A rischio l’assistenza sanitaria nel Sassarese.
Le recenti dimissioni di tre giovani medici di medicina generale a Sassari hanno acceso nuove preoccupazioni all’interno della categoria. A intervenire, con toni fermi, è la Segreteria Regionale della Sardegna del Sindacato Medici Italiani (Smi), che esprime profondo rammarico per quanto accaduto e denuncia un quadro lavorativo ormai insostenibile, spesso sottovalutato dai vertici della sanità territoriale.
Medici sotto attacco in seguito alle dimissioni.
Il sindacato non nasconde l’amarezza nel constatare come, nel dibattito seguito alle dimissioni, si sia fatto riferimento alla presunta “comodità” di certe richieste da parte dei medici. Una semplificazione che, secondo lo Smi, non tiene conto della reale portata del lavoro quotidiano del medico di base nel 2025. Prendersi cura degli altri non può essere assimilato ad alcun altro mestiere, poiché il margine di errore, in medicina, si traduce direttamente in rischi per la salute e per la vita delle persone. Una responsabilità enorme che richiederebbe condizioni di lavoro adeguate e sostenibili, cosa che – a giudicare dai fatti – spesso manca.
Il sindacato sospetta che proprio questo scenario di sovraccarico e affaticamento professionale, unito alla mancanza di tutele come la possibilità di assentarsi per malattia, abbia spinto i tre giovani medici sassaresi a lasciare l’incarico. Una scelta difficile, che però fotografa la frustrazione crescente nella categoria. Lo Smi sottolinea come un minimo di flessibilità nella gestione del numero massimo di pazienti,il cosiddetto “massimale”, avrebbe potuto evitare l’epilogo delle dimissioni, permettendo ai colleghi di proseguire la loro attività in maniera più equilibrata.
La figura del medico di famiglia con sempre più responsabilità.
Nel documento diffuso dalla segreteria regionale, si mette in luce come la figura del medico di famiglia venga sempre più caricata di responsabilità, adempimenti burocratici e incombenze che, pur non rientrando nella sua sfera di competenza, vengono di fatto riversate sul suo lavoro. Si parla di ricette da trascrivere, certificazioni richieste al di fuori del perimetro normativo, pratiche spinte da indicazioni ricevute da altri livelli del sistema sanitario, eccessive modalità di reperibilità che vanno dall’ambulatorio al cellulare, passando per email e messaggistica istantanea. Il risultato, evidenzia lo Smi, è un lavoro che in molti casi si è triplicato rispetto a trent’anni fa, senza un adeguamento degli strumenti né delle tutele. Una mole di compiti che spesso limita il tempo e la qualità del rapporto medico-paziente, elemento che per molti professionisti rappresentava un pilastro nella scelta di questa carriera.

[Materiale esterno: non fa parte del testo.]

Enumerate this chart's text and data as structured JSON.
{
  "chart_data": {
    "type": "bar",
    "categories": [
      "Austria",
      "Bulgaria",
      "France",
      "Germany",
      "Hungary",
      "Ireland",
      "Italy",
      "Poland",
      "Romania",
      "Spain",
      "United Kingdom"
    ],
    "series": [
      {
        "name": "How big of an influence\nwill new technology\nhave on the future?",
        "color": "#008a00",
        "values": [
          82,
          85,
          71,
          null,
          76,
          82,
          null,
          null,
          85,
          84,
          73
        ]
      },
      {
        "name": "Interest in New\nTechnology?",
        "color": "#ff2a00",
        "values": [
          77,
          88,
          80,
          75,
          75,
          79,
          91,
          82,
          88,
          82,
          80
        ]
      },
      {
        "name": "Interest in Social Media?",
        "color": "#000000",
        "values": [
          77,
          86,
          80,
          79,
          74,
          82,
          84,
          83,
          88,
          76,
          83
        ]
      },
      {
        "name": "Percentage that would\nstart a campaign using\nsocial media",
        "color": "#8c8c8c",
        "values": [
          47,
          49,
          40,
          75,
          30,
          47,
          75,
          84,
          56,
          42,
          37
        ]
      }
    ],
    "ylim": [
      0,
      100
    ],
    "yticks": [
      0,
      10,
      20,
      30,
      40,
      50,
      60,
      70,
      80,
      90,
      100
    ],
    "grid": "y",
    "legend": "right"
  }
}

Colpita l’assistenza sanitaria nel Sassarese.
Il sindacato invita a riflettere sulle trasformazioni profonde che hanno interessato il settore negli ultimi decenni. L’invecchiamento della popolazione, la diffusione di patologie croniche e l’evoluzione delle cure hanno allungato le prospettive di vita, ma anche incrementato le necessità assistenziali. A questo si aggiunge il progressivo indebolimento della sanità pubblica, con chiusure di ospedali e servizi territoriali che costringono i cittadini a rivolgersi sempre più spesso al proprio medico di base per ogni tipo di esigenza, anche quelle che dovrebbero trovare risposta in altri livelli del sistema sanitario.

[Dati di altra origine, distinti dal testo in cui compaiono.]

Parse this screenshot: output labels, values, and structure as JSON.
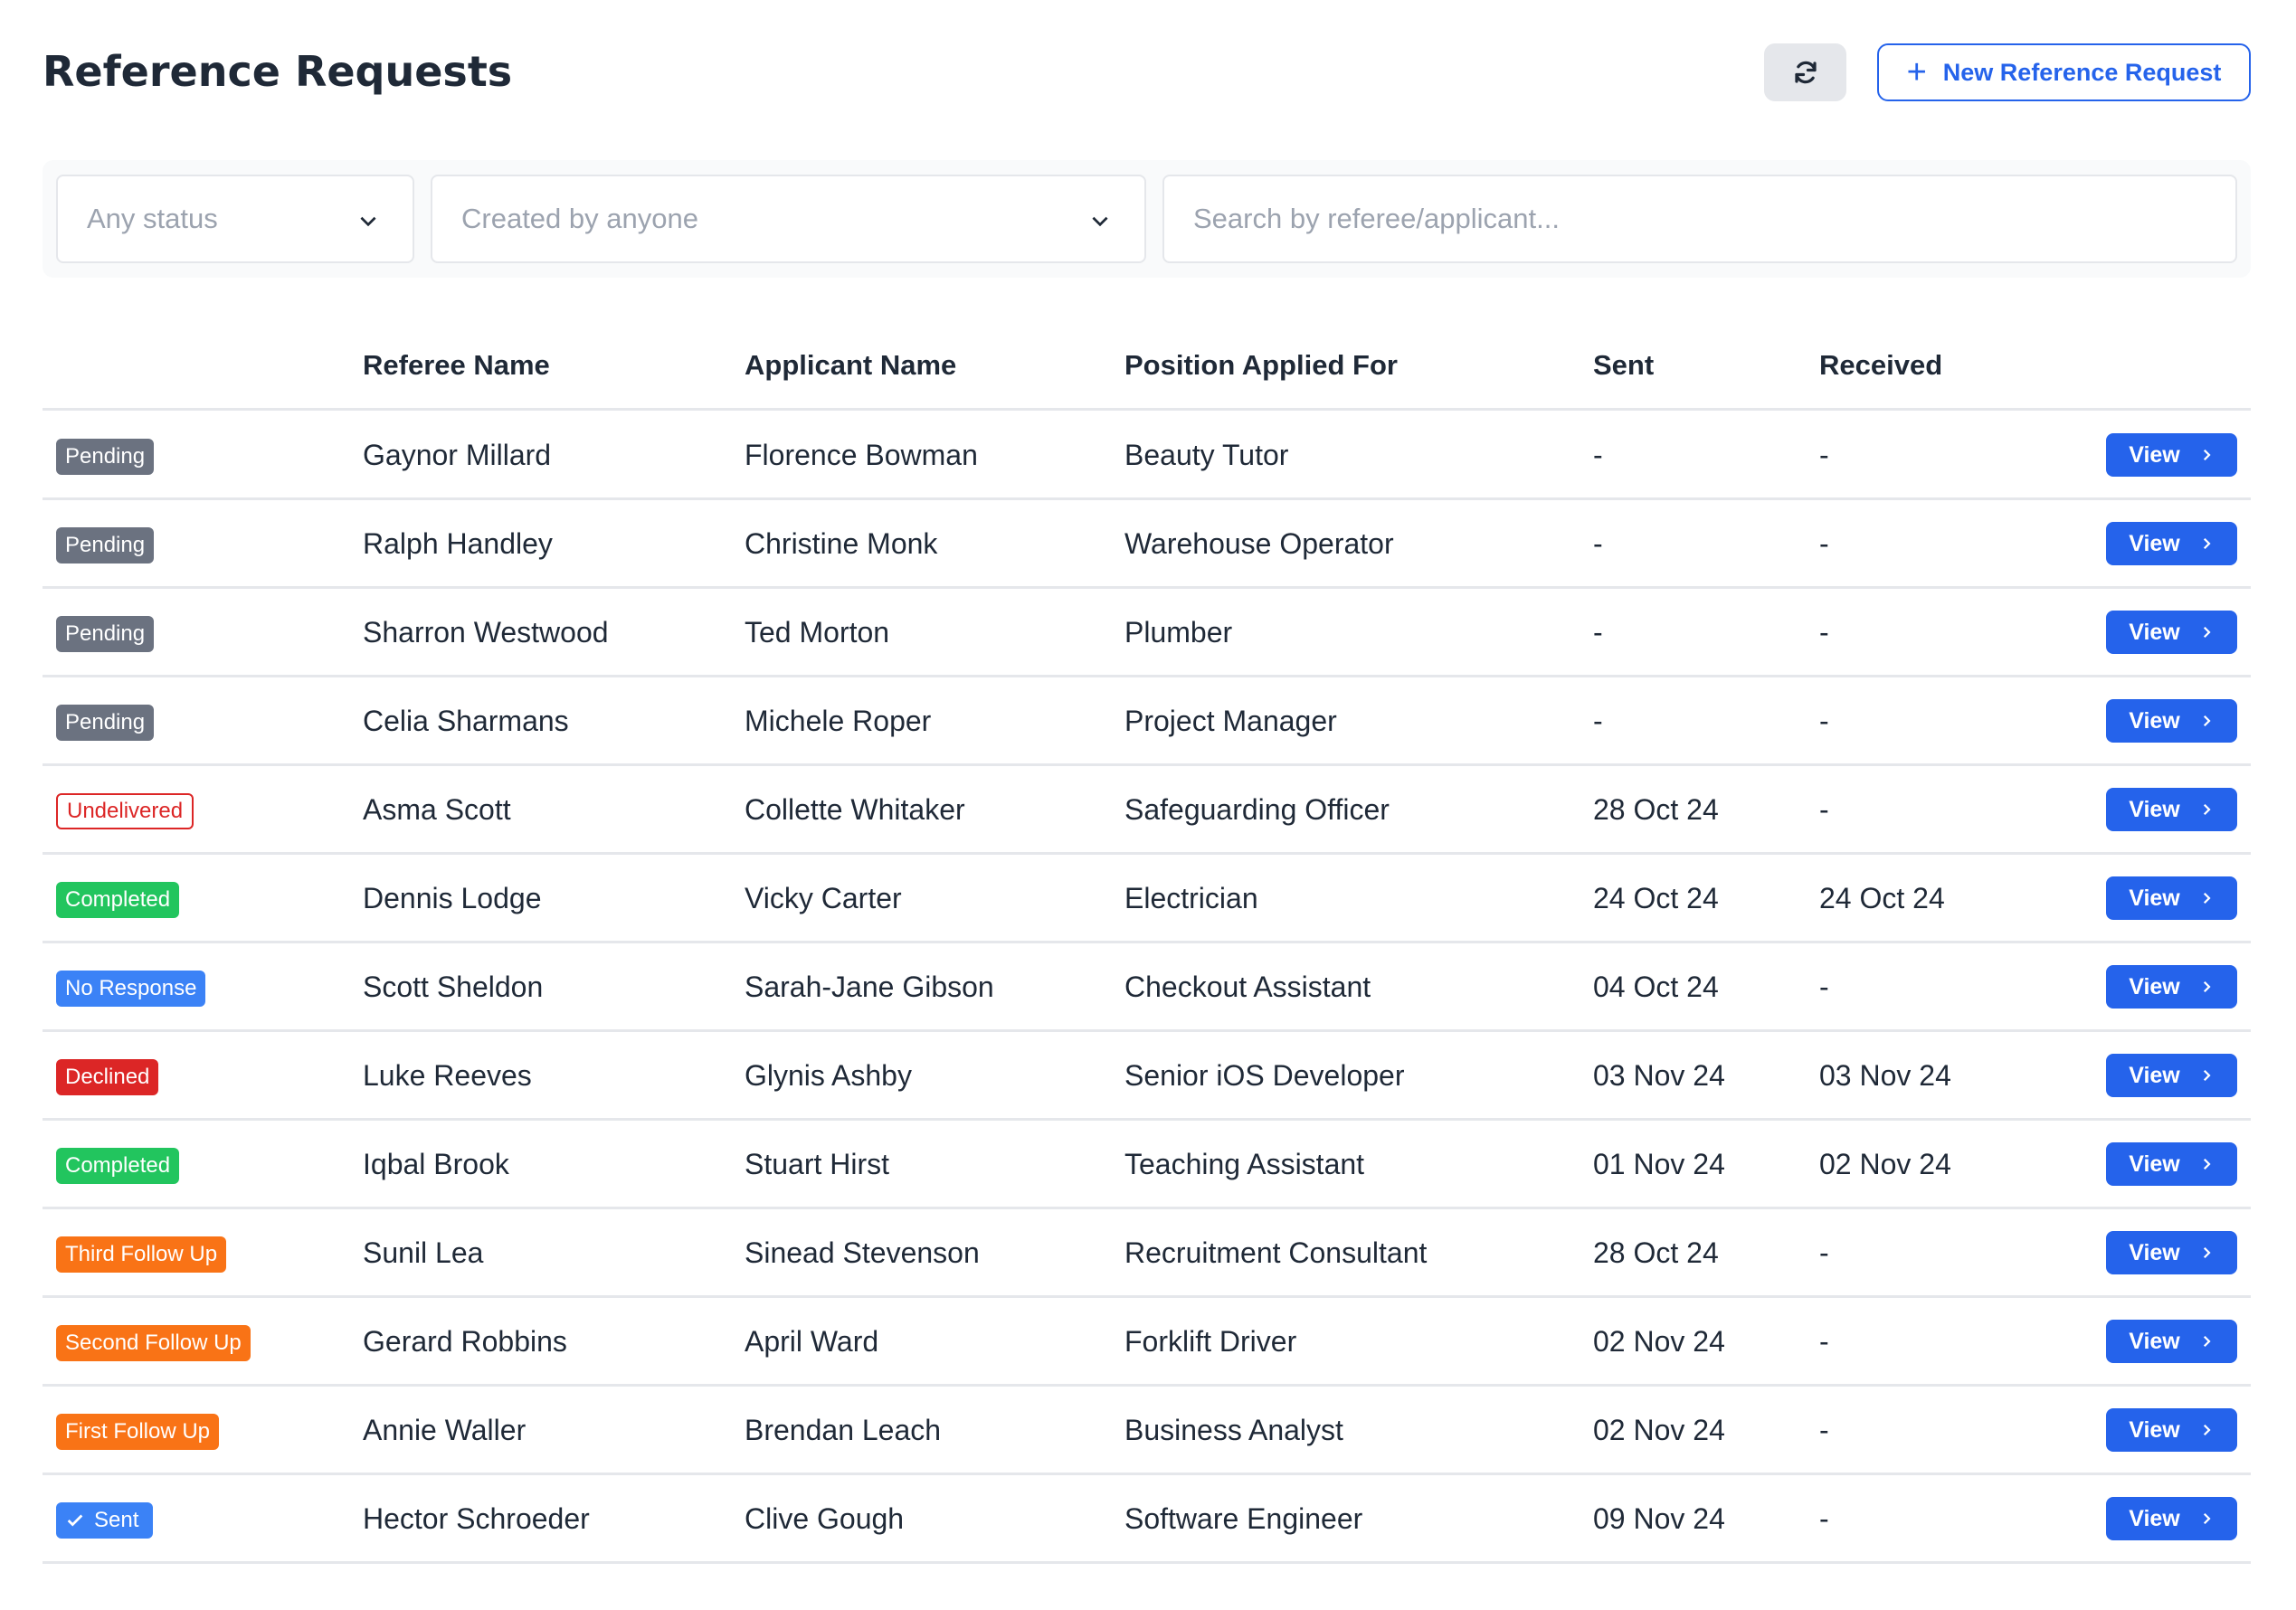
{
  "header": {
    "title": "Reference Requests",
    "refresh_icon": "refresh-icon",
    "new_button": "New Reference Request"
  },
  "filters": {
    "status": "Any status",
    "created_by": "Created by anyone",
    "search_placeholder": "Search by referee/applicant..."
  },
  "table": {
    "columns": [
      "",
      "Referee Name",
      "Applicant Name",
      "Position Applied For",
      "Sent",
      "Received"
    ],
    "view_label": "View",
    "status_colors": {
      "Pending": "#6b7280",
      "Undelivered": "#dc2626",
      "Completed": "#22c55e",
      "No Response": "#3b82f6",
      "Declined": "#dc2626",
      "Third Follow Up": "#f97316",
      "Second Follow Up": "#f97316",
      "First Follow Up": "#f97316",
      "Sent": "#3b82f6"
    },
    "rows": [
      {
        "status": "Pending",
        "referee": "Gaynor Millard",
        "applicant": "Florence Bowman",
        "position": "Beauty Tutor",
        "sent": "-",
        "received": "-"
      },
      {
        "status": "Pending",
        "referee": "Ralph Handley",
        "applicant": "Christine Monk",
        "position": "Warehouse Operator",
        "sent": "-",
        "received": "-"
      },
      {
        "status": "Pending",
        "referee": "Sharron Westwood",
        "applicant": "Ted Morton",
        "position": "Plumber",
        "sent": "-",
        "received": "-"
      },
      {
        "status": "Pending",
        "referee": "Celia Sharmans",
        "applicant": "Michele Roper",
        "position": "Project Manager",
        "sent": "-",
        "received": "-"
      },
      {
        "status": "Undelivered",
        "referee": "Asma Scott",
        "applicant": "Collette Whitaker",
        "position": "Safeguarding Officer",
        "sent": "28 Oct 24",
        "received": "-"
      },
      {
        "status": "Completed",
        "referee": "Dennis Lodge",
        "applicant": "Vicky Carter",
        "position": "Electrician",
        "sent": "24 Oct 24",
        "received": "24 Oct 24"
      },
      {
        "status": "No Response",
        "referee": "Scott Sheldon",
        "applicant": "Sarah-Jane Gibson",
        "position": "Checkout Assistant",
        "sent": "04 Oct 24",
        "received": "-"
      },
      {
        "status": "Declined",
        "referee": "Luke Reeves",
        "applicant": "Glynis Ashby",
        "position": "Senior iOS Developer",
        "sent": "03 Nov 24",
        "received": "03 Nov 24"
      },
      {
        "status": "Completed",
        "referee": "Iqbal Brook",
        "applicant": "Stuart Hirst",
        "position": "Teaching Assistant",
        "sent": "01 Nov 24",
        "received": "02 Nov 24"
      },
      {
        "status": "Third Follow Up",
        "referee": "Sunil Lea",
        "applicant": "Sinead Stevenson",
        "position": "Recruitment Consultant",
        "sent": "28 Oct 24",
        "received": "-"
      },
      {
        "status": "Second Follow Up",
        "referee": "Gerard Robbins",
        "applicant": "April Ward",
        "position": "Forklift Driver",
        "sent": "02 Nov 24",
        "received": "-"
      },
      {
        "status": "First Follow Up",
        "referee": "Annie Waller",
        "applicant": "Brendan Leach",
        "position": "Business Analyst",
        "sent": "02 Nov 24",
        "received": "-"
      },
      {
        "status": "Sent",
        "referee": "Hector Schroeder",
        "applicant": "Clive Gough",
        "position": "Software Engineer",
        "sent": "09 Nov 24",
        "received": "-"
      }
    ]
  }
}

La segreteria dello Smi non si limita a una denuncia, ma lancia un appello: smettere di penalizzare la medicina generale e iniziare finalmente a valorizzarla. Riconoscere il ruolo cruciale che i medici di base svolgono nel garantire un accesso capillare e gratuito alle cure significa anche creare per loro condizioni di lavoro dignitose, sostenibili, umane. A cominciare dal diritto di prendersi una pausa, di fermarsi se esausti, di non dover arrivare al punto estremo delle dimissioni per difendere la propria salute mentale e fisica.
Lo Smi chiede rispetto per una professione che è ben lontana dall’essere “comoda”, e che ancora oggi viene vissuta da molti con spirito di servizio, nonostante tutto. Ma per continuare a essere un pilastro della sanità pubblica, il medico di famiglia deve essere messo nelle condizioni di poterlo essere.